La version 2008 du village Potemkine est en tôle, peinte vert bouteille, et s’étend le long des principaux axes de la petite ville de Khanty-Mansiysk, pour cacher ses petites maisons en bois vieillotes. C’est dans la «capitale» du pétrole russe que s’ouvre aujourd’hui le 21e sommet Russie-Union européenne et, comme le prince Potemkine le faisait au XVIIIe siècle pour impressionner l’impératrice Catherine II, les autorités ont imaginé des décors censés éblouir le nouveau président Dmitri Medvedev et ses hôtes européens. «Les autorités nous cachent», résume une habitante de la rue Gagarine, dont la vieille isba - habitat traditionnel des paysans - se retrouve barricadée. «Les palissades ont été installées juste avant le sommet, et les autorités ont aussi repeint nos façades en vert, raconte cette habitante, un peu lasse. Nous avons laissé faire, même s’il est clair que l’argent des palissades aurait mieux fait de servir à reloger les gens qui vivent ici sans eau, ni gaz, ni chauffage central, par moins 40 degrés l’hiver.»
Parures modernes. En plein cœur des marais de Sibérie, Khanty-Mansiysk est une petite ville étonnante, un «Dubaï russe» dit-on parfois, où comme souvent en Russie le pire côtoie le meilleur. Capitale d’une région grande comme la France et produisant 57 % du pétrole russe, Khanty-Mansiysk baigne littéralement dans l’argent. Cela se voit aux routes goudronnées de frais, aux beaux immeubles à toits rouges, verts ou bleus qui remplacent peu à peu les bicoques en bois, ou aux équipements sportifs et culturels somptueux, un rien disproportionnés pour cette ville de 60 000 habitants. Grâce à l’argent du pétrole, la ville s’est payée par exemple une superbe collection d’icônes et de toiles russes, installée dans un temple de style très américain, avec grandes colonnes blanches. «Et nous préparons maintenant un nouveau musée, consacré à l’art contemporain», se réjouit le directeur de la galerie, Vladimir Nazanski. A côté des masures en bois sans eau, chauffées l’hiver au poêle à bois, le contraste est extrême. «Mais les habitants ont bien le droit de se faire aussi plaisir avec leur argent, plaide le directeur du musée. D’autant que la collection s’est avérée un superbe investissement : les tableaux, achetés à partir de 1996, ont vu leur valeur multipliée par dix ou douze.»

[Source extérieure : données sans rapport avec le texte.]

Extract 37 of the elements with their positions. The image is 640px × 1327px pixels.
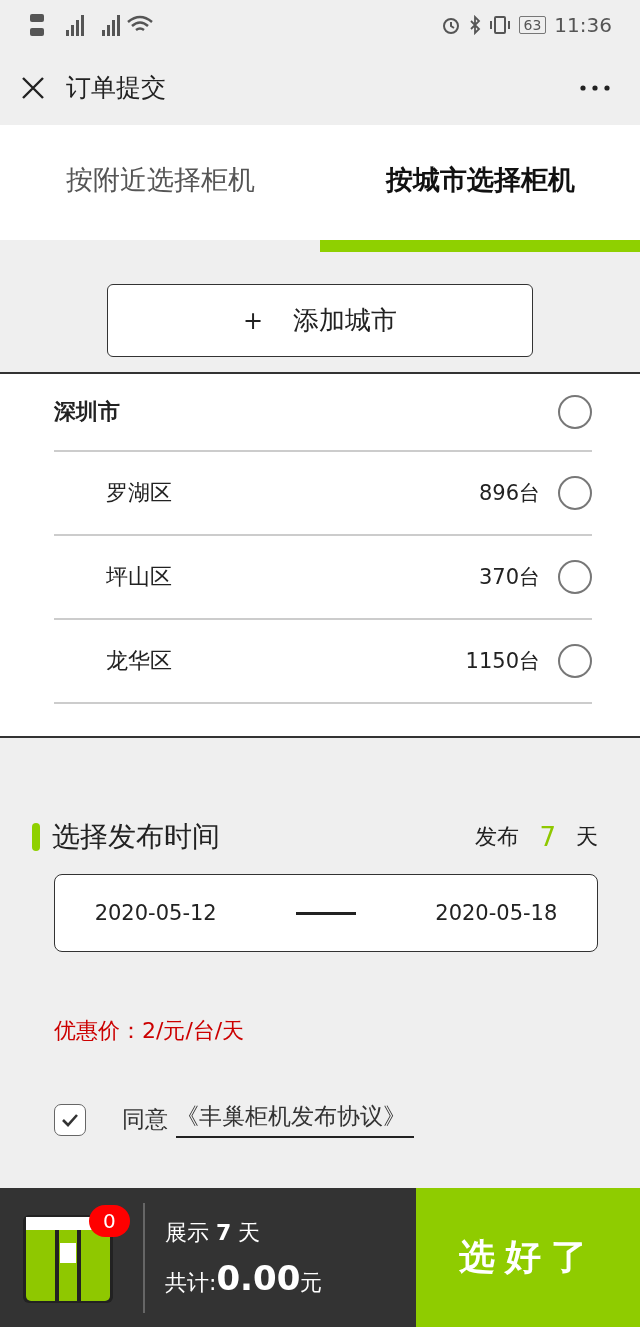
accent-bar: [32, 823, 40, 851]
check-icon: [61, 1112, 79, 1127]
alarm-icon: [440, 15, 461, 35]
days-count: 7: [539, 822, 556, 852]
start-date: 2020-05-12: [94, 901, 217, 925]
discount-price: 优惠价：2/元/台/天: [54, 1017, 246, 1045]
days-label: 发布: [475, 823, 520, 851]
radio-button[interactable]: [558, 560, 592, 594]
machine-count: 896台: [478, 480, 540, 507]
radio-button[interactable]: [558, 395, 592, 429]
district-name: 龙华区: [106, 647, 173, 675]
add-city-button[interactable]: + 添加城市: [107, 284, 533, 357]
end-date: 2020-05-18: [435, 901, 558, 925]
range-dash: [296, 911, 356, 915]
days-unit: 天: [576, 823, 598, 851]
page-title: 订单提交: [66, 72, 167, 104]
radio-button[interactable]: [558, 644, 592, 678]
bluetooth-icon: [468, 15, 481, 35]
more-icon[interactable]: [580, 84, 610, 91]
radio-button[interactable]: [558, 476, 592, 510]
agree-checkbox[interactable]: [54, 1103, 86, 1136]
city-name: 深圳市: [54, 398, 120, 426]
machine-count: 370台: [478, 564, 540, 591]
total-price: 共计:0.00元: [165, 1257, 324, 1298]
cart-count-badge: 0: [89, 1204, 130, 1237]
date-range-field[interactable]: 2020-05-12 2020-05-18: [54, 874, 598, 952]
vibrate-icon: [488, 15, 511, 35]
battery-level: 63: [518, 16, 547, 34]
district-name: 坪山区: [106, 563, 173, 591]
district-name: 罗湖区: [106, 479, 173, 507]
clock-time: 11:36: [554, 13, 612, 37]
machine-count: 1150台: [465, 648, 540, 675]
agreement-link[interactable]: 《丰巢柜机发布协议》: [176, 1101, 414, 1138]
display-days: 展示 7 天: [165, 1217, 416, 1248]
close-icon[interactable]: [20, 74, 46, 101]
section-title: 选择发布时间: [52, 819, 221, 855]
agree-label: 同意: [122, 1105, 168, 1134]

En l’honneur du sommet européen, les rues de Khanty-Mansiysk se sont aussi parées de panneaux grotesques indiquant la direction du downtown (centre-ville) ou les noms des rues en russe et en anglais (Lenin Street, Kominterna Street, Karl-Marx Street…). Car sous ces parures modernes, l’esprit est resté bien soviétique. Le gouverneur local, ancien dignitaire communiste, au pouvoir sans discontinuer depuis 1991, a rétabli un contrôle assez parfait sur les médias locaux, qui ne font pour l’essentiel que relater ses bienfaits.
L’opposition est pratiquement réduite à un seul élu municipal, Iouri Chagout, du parti démocratique Iabloko, qui sait nuancer ses critiques pour survivre. Les habitants sont loin d’être toujours ravis de leur administration, et notamment de son projet de gratte-ciel signé Norman Foster, explique cet élu, mais personne n’ose protester ouvertement. «Les Sibériens sont des gens calmes, et sans doute aussi car nous sommes ici en terre de déportation, la peur s’est inscrite dans nos gènes», rappelle Iouri Chagout, lui-même petit-fils de nationalistes ukrainiens exilés ici à la veille de la Deuxième Guerre mondiale. Un autre opposant, plus radical, n’ose même plus donner son nom et ne parle qu’après avoir prié d’éteindre les portables, de peur d’être repéré avec un journaliste : «La démocratie est morte à Khanty-Mansiysk et tout le monde s’en fiche. Le gouverneur fait d’ailleurs de bonnes choses, mais comme il n’y a aucun contrôle, il y a beaucoup de gaspillages. On pourrait certainement faire beaucoup mieux avec tout l’argent qui coule ici.»
Intimidé. Un homme d’affaires local, qui avait voulu briguer la mairie de Khanty-Mansiysk sans l’aval du gouverneur, s’est vu forcé de retirer sa candidature et si bien intimidé qu’il n’ose même plus parler à la presse étrangère. Interrogé au sujet de ce contrôl, presque parfait de l’opinion publique, le gouverneur rétorque qu’il y a «bien assez» de médias indépendants et que le parlement compte aussi une opposition ultranationaliste et communiste. Le décor est planté : les dirigeants européens invités aujourd’hui à Khanty-Mansiysk sont assurés de n’y voir que la Russie du pétrole, riche et conquérante.